The sawdust game (also known as the “green goods game” or the ”boodle game”) was usually played in rural areas. A “circular” was printed up and mailed to men who were known to be attracted to lotteries and other get-rich-quick schemes. The form letters would flatter the recipient and mark him as a man well positioned to handle the goods in question, then provide a thinly veiled description of said goods:

“My business is not exactly legitimate, but the green articles I deal in are safe and profitable to handle. The sizes are ones, twos, fives, and tens. Do you understand? I cannot be plainer until I know you mean business, and if you conclude to answer this letter.”

If the mark responds to the letter he is directed to meet the writer at a specific address, it may be a disreputable saloon in his own town, or he may be directed to a hotel another city. There he will be met by a steerer who will lead him to the signatory of the letter. He is taken to another location, the “factory,” which could be in another city altogether. Here he is shown a sample of the ”goods,” which will not actually be counterfeit but consist of crisp new legitimate bills. The mark may protest that they will not fool anyone, but inwardly he is amazed at how real they look. The “counterfeiters” make him an offer that, depending on the quantity, could be as low as six cents on the dollar.

Charles-Smyth
"Doctor" Charles Smyth
A notorious sawdust man.

The mark agrees and pays cash for his green goods, the bills are counted in his presence, bundled, and put into a bag. While they celebrate the transaction with a drink, and discuss future deals, one of the gang will switch the bag of cash for another. As he leaves, the mark is warned that, for everyone’s safety, he must not look inside the bag until he reaches his destination.

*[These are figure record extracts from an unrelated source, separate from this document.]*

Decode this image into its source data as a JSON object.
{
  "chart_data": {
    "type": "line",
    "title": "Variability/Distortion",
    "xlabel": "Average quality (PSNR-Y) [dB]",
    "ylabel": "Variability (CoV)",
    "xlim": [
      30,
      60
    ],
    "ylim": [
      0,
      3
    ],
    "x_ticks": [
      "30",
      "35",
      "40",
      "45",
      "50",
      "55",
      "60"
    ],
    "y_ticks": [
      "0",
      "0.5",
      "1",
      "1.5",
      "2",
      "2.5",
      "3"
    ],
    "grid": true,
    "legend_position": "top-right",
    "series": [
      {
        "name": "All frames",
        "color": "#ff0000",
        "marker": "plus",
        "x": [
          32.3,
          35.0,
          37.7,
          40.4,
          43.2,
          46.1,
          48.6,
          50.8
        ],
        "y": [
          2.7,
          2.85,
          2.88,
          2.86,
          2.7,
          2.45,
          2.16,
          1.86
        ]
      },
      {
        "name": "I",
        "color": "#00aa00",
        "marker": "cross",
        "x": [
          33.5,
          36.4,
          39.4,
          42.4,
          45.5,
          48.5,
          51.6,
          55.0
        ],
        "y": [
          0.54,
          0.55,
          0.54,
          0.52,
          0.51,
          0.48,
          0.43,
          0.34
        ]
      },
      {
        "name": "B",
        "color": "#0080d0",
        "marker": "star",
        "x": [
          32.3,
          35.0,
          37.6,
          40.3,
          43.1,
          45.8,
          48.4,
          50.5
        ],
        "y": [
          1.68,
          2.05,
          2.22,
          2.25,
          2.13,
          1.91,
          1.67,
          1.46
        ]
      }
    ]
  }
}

Of course, when the bag is opened, it is found to contain nothing but blank paper, or enough sawdust to give it the proper weight. He is left with no recourse; only a fool would tell the police he was swindled while trying to buy counterfeit money. In the words of Alan Pinkerton:

“It is safer than almost any other system of swindling, because it is practiced upon men, whose cupidity overcomes their judgment, and who in their desire to swindle others, become dupes themselves. For this reason the “sawdust swindler” invariably escapes punishment, as in order to arrest these men the victims are compelled to acknowledge their own dishonesty.”

In spite of the reluctance of victims to come forward, by the end of the century, sawdust game and its players were well known to police. This, however, did not seem to have any effect on the number dupes it attracted.


Sources:

  • Byrnes, Thomas. Professional criminals of America. New York, N.Y: Cassel, 1886.
  • Pinkerton, Allan. Thirty years a detective: a thorough and comprehensive exposé of criminal practices of all grades and classes, containing numerous episodes of personal experience in the detection of criminals, and covering a period of thirty years' active detective life. New York: G.W. Carleton & Co., 1884.